Mission, B.C RCMP have laid charges against a man who witnesses say drove his pick up into a group of people in a hit-and-run during a march to recognize residential school survivors.
Police say on June 4, Richard Manuel, 77, tried to get through a group of people who were walking along Lougheed Highway just east of downtown. Mounties said that as the group moved along the road a driver struck several people along the way and two suffered minor injuries.
After a five and a half month investigation into the hit-and-run, Manuel has been charged with one count of dangerous operation of a motor vehicle and is to appear in Abbotsford provincial court on Jan. 9, 2023.
The 77-year-old man turned himself in to police two days later. A large number of witnesses also came forward to say they had witnessed the hit-and-run.
Community members hoping for a more severe penalty
Robert Jago, who attended the march said that he has heard from other community members who are relieved there was a charge but were also hoping for a more severe penalty.
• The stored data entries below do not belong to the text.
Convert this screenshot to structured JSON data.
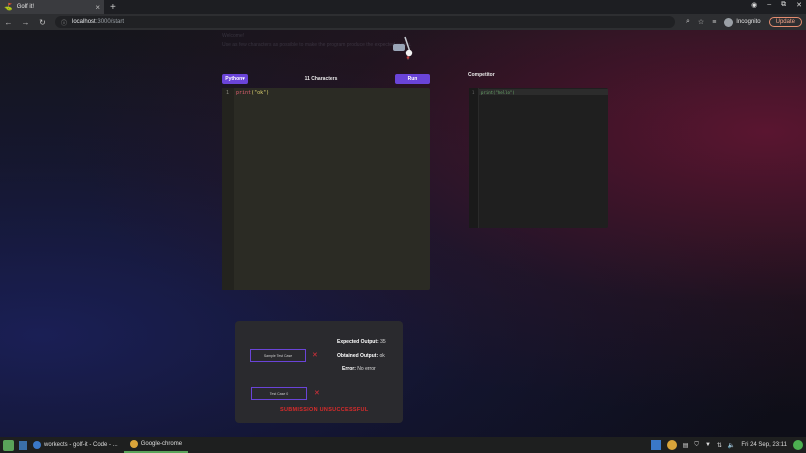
{
  "browser": {
    "tab_title": "Golf it!",
    "url_host": "localhost",
    "url_path": ":3000/start",
    "profile_label": "Incognito",
    "update_label": "Update"
  },
  "faded_text": {
    "line1": "Welcome!",
    "line2": "Use as few characters as possible to make the program produce the expected output."
  },
  "editor": {
    "language_label": "Python",
    "char_count": "11 Characters",
    "run_label": "Run",
    "line_number": "1",
    "code_keyword": "print",
    "code_rest": "(\"ok\")"
  },
  "competitor": {
    "label": "Competitor",
    "line_number": "1",
    "code": "print(\"hello\")"
  },
  "results": {
    "sample_case_label": "Sample Test Case",
    "test_case_label": "Test Case 0",
    "expected_label": "Expected Output:",
    "expected_value": "35",
    "obtained_label": "Obtained Output:",
    "obtained_value": "ok",
    "error_label": "Error:",
    "error_value": "No error",
    "status_message": "SUBMISSION UNSUCCESSFUL",
    "fail_symbol": "✕"
  },
  "taskbar": {
    "task1_label": "workects - golf-it - Code - ...",
    "task2_label": "Google-chrome",
    "clock": "Fri 24 Sep, 23:11"
  },
  "colors": {
    "accent": "#6a44d8",
    "error": "#d92b2b",
    "editor_bg": "#2b2b24"
  }
}
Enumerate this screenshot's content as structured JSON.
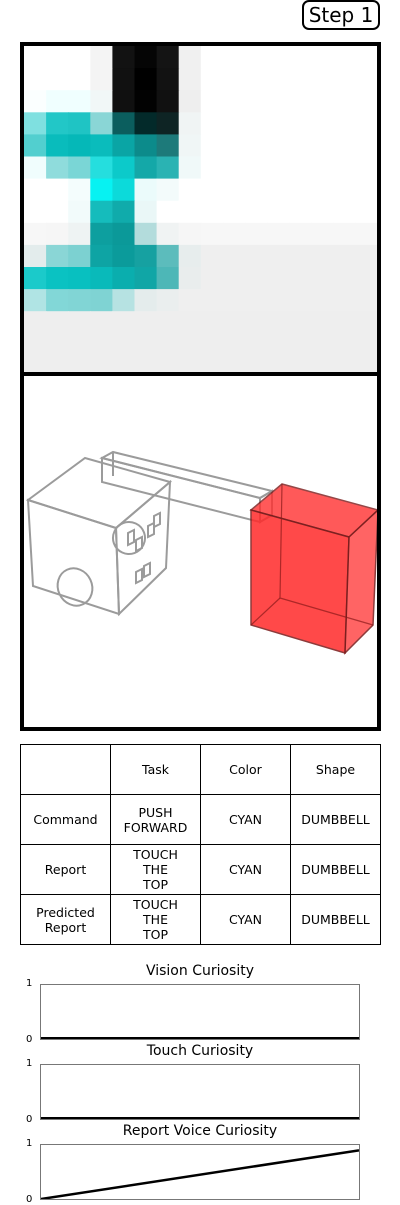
{
  "step_label": "Step 1",
  "vision_grid": {
    "rows": [
      [
        "#ffffff",
        "#ffffff",
        "#ffffff",
        "#f4f4f4",
        "#121212",
        "#050505",
        "#141414",
        "#f0f0f0",
        "#ffffff",
        "#ffffff",
        "#ffffff",
        "#ffffff",
        "#ffffff",
        "#ffffff",
        "#ffffff",
        "#ffffff"
      ],
      [
        "#ffffff",
        "#ffffff",
        "#ffffff",
        "#f4f4f4",
        "#111111",
        "#000000",
        "#121212",
        "#f0f0f0",
        "#ffffff",
        "#ffffff",
        "#ffffff",
        "#ffffff",
        "#ffffff",
        "#ffffff",
        "#ffffff",
        "#ffffff"
      ],
      [
        "#fbffff",
        "#f0ffff",
        "#f0ffff",
        "#f1f7f7",
        "#101010",
        "#020202",
        "#111111",
        "#eeeeee",
        "#ffffff",
        "#ffffff",
        "#ffffff",
        "#ffffff",
        "#ffffff",
        "#ffffff",
        "#ffffff",
        "#ffffff"
      ],
      [
        "#7fe0e0",
        "#22c7c7",
        "#1fc4c4",
        "#8ad6d6",
        "#0b5e5e",
        "#032a2a",
        "#0e2424",
        "#f0f4f4",
        "#ffffff",
        "#ffffff",
        "#ffffff",
        "#ffffff",
        "#ffffff",
        "#ffffff",
        "#ffffff",
        "#ffffff"
      ],
      [
        "#52cfcf",
        "#09bcbc",
        "#05b8b8",
        "#0abcbc",
        "#0aa5a5",
        "#0c8b8b",
        "#1d7a7a",
        "#f0f6f6",
        "#ffffff",
        "#ffffff",
        "#ffffff",
        "#ffffff",
        "#ffffff",
        "#ffffff",
        "#ffffff",
        "#ffffff"
      ],
      [
        "#f0fdfd",
        "#8fdcdc",
        "#7ad6d6",
        "#25dede",
        "#0ccaca",
        "#14a8a8",
        "#2ab3b3",
        "#f0f9f9",
        "#ffffff",
        "#ffffff",
        "#ffffff",
        "#ffffff",
        "#ffffff",
        "#ffffff",
        "#ffffff",
        "#ffffff"
      ],
      [
        "#ffffff",
        "#ffffff",
        "#f4fdfd",
        "#07f2f2",
        "#0cdada",
        "#ebfbfb",
        "#f3fbfb",
        "#ffffff",
        "#ffffff",
        "#ffffff",
        "#ffffff",
        "#ffffff",
        "#ffffff",
        "#ffffff",
        "#ffffff",
        "#ffffff"
      ],
      [
        "#ffffff",
        "#ffffff",
        "#f2fbfb",
        "#15bcbc",
        "#10abab",
        "#eaf7f7",
        "#ffffff",
        "#ffffff",
        "#ffffff",
        "#ffffff",
        "#ffffff",
        "#ffffff",
        "#ffffff",
        "#ffffff",
        "#ffffff",
        "#ffffff"
      ],
      [
        "#f7f7f7",
        "#f6f6f6",
        "#eef3f3",
        "#0d9f9f",
        "#0b9999",
        "#b3dcdc",
        "#f0f3f3",
        "#f6f6f6",
        "#f7f7f7",
        "#f7f7f7",
        "#f7f7f7",
        "#f7f7f7",
        "#f7f7f7",
        "#f7f7f7",
        "#f7f7f7",
        "#f7f7f7"
      ],
      [
        "#e3ecec",
        "#8ad6d6",
        "#7cd1d1",
        "#0ea4a4",
        "#0b9b9b",
        "#16a1a1",
        "#5cbcbc",
        "#e7eded",
        "#efefef",
        "#efefef",
        "#efefef",
        "#efefef",
        "#efefef",
        "#efefef",
        "#efefef",
        "#efefef"
      ],
      [
        "#1bcaca",
        "#0ac2c2",
        "#08c0c0",
        "#09baba",
        "#0aaeae",
        "#10a6a6",
        "#4db7b7",
        "#e9eded",
        "#efefef",
        "#efefef",
        "#efefef",
        "#efefef",
        "#efefef",
        "#efefef",
        "#efefef",
        "#efefef"
      ],
      [
        "#b0e4e4",
        "#82d7d7",
        "#81d5d5",
        "#7fd3d3",
        "#b6e2e2",
        "#e4ecec",
        "#eaeeee",
        "#efefef",
        "#efefef",
        "#efefef",
        "#efefef",
        "#efefef",
        "#efefef",
        "#efefef",
        "#efefef",
        "#efefef"
      ],
      [
        "#eeeeee",
        "#eeeeee",
        "#eeeeee",
        "#eeeeee",
        "#eeeeee",
        "#eeeeee",
        "#eeeeee",
        "#eeeeee",
        "#eeeeee",
        "#eeeeee",
        "#eeeeee",
        "#eeeeee",
        "#eeeeee",
        "#eeeeee",
        "#eeeeee",
        "#eeeeee"
      ],
      [
        "#eeeeee",
        "#eeeeee",
        "#eeeeee",
        "#eeeeee",
        "#eeeeee",
        "#eeeeee",
        "#eeeeee",
        "#eeeeee",
        "#eeeeee",
        "#eeeeee",
        "#eeeeee",
        "#eeeeee",
        "#eeeeee",
        "#eeeeee",
        "#eeeeee",
        "#eeeeee"
      ],
      [
        "#eeeeee",
        "#eeeeee",
        "#eeeeee",
        "#eeeeee",
        "#eeeeee",
        "#eeeeee",
        "#eeeeee",
        "#eeeeee",
        "#eeeeee",
        "#eeeeee",
        "#eeeeee",
        "#eeeeee",
        "#eeeeee",
        "#eeeeee",
        "#eeeeee",
        "#eeeeee"
      ]
    ]
  },
  "scene": {
    "target_color": "#ff3030",
    "wire_color": "#8a8a8a"
  },
  "table": {
    "headers": [
      "",
      "Task",
      "Color",
      "Shape"
    ],
    "rows": [
      {
        "label": "Command",
        "task": "PUSH\nFORWARD",
        "color": "CYAN",
        "shape": "DUMBBELL"
      },
      {
        "label": "Report",
        "task": "TOUCH\nTHE\nTOP",
        "color": "CYAN",
        "shape": "DUMBBELL"
      },
      {
        "label": "Predicted\nReport",
        "task": "TOUCH\nTHE\nTOP",
        "color": "CYAN",
        "shape": "DUMBBELL"
      }
    ]
  },
  "curiosity": {
    "vision": {
      "title": "Vision Curiosity",
      "ymax": "1",
      "ymin": "0",
      "values": []
    },
    "touch": {
      "title": "Touch Curiosity",
      "ymax": "1",
      "ymin": "0",
      "values": []
    },
    "voice": {
      "title": "Report Voice Curiosity",
      "ymax": "1",
      "ymin": "0",
      "values": [
        0,
        0.9
      ]
    }
  }
}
“I talked to some of the people who were hit directly were hit by the struck. And they’re furious that this is all that happened.
“It just seems like the difference in treatment that we were marching about is still very much present in many aspects of Canadian life. I mean, can you just think of any other situation where you could run over five people, miss a wheelchair by seconds and do it and video and you get a $5,000 fine?” said Jago.
In criminal law, the charge of dangerous driving can lead to a $5000 fine and/or a two year jail sentence.
Christopher Pennier who was in the crowd during the incident, joins APTN National News to share his reaction to the charges.
Injuries could mean charge is more serious
Wade Jensen, a Kelowna-based lawyer who specialises in criminal law said that the fact that there are injuries means the charge is usually more serious.
“Anytime there are injuries that have resulted in a conviction for a dangerous operation, then jail is very much in play,” said Jensen.
Jensen also said the sentence length depends on how Crown council proceeds, but the sentence can range from 2-14 years
“Those are maximum sentences under the criminal code which are rarely used,” said Jensen.
He also said that the judge would look at other factors, such as if there’s been a previous offense when it came to the sentence.
“What is it going to take for the justice system to see us as human beings,” asks organizer
“I’m happy to see something done because it’s very easy for nothing to happen, but it’s still pathetic,” said Jago.
Garett Dan, one of the organizers of the march told APTN he is not happy with the charge.
“It is not even a slap on the wrist it’s more of a slap in the face to us … I mean what is it going to take for the justice system to look at us like we are human beings.
“You can hit four native people and run a guy over. Utter threats and say racial slurs … and he only gets dangerous operation of a motor vehicle? We all know what would happen if it was the other way around, if it were a Caucasian guy getting hit by a truck,” said Dan.
Complex investigation, say police
In an earlier statement, the RCMP called the investigation into the hit-and-run complex.
“The investigation – led by the Mission RCMP’s Serious Crime Unit – was quite complex, and involved piecing together details received from the victims and witnesses, as well as the many cell phone video clips provided to police,” wrote Const. Harrison Mohr
Earlier this year the Cheam First Nation criticized police for what some people have called a slow investigation and the RCMP’s original description of the suspect as an “impatient driver” who couldn’t pass the marchers on the highway.
“I was thinking about this the other day that the police tried to defend this driver by saying he was impatient, and they tried to contain us because they thought we were. It was wrong that we were being impatient with their slow work,” said Jago.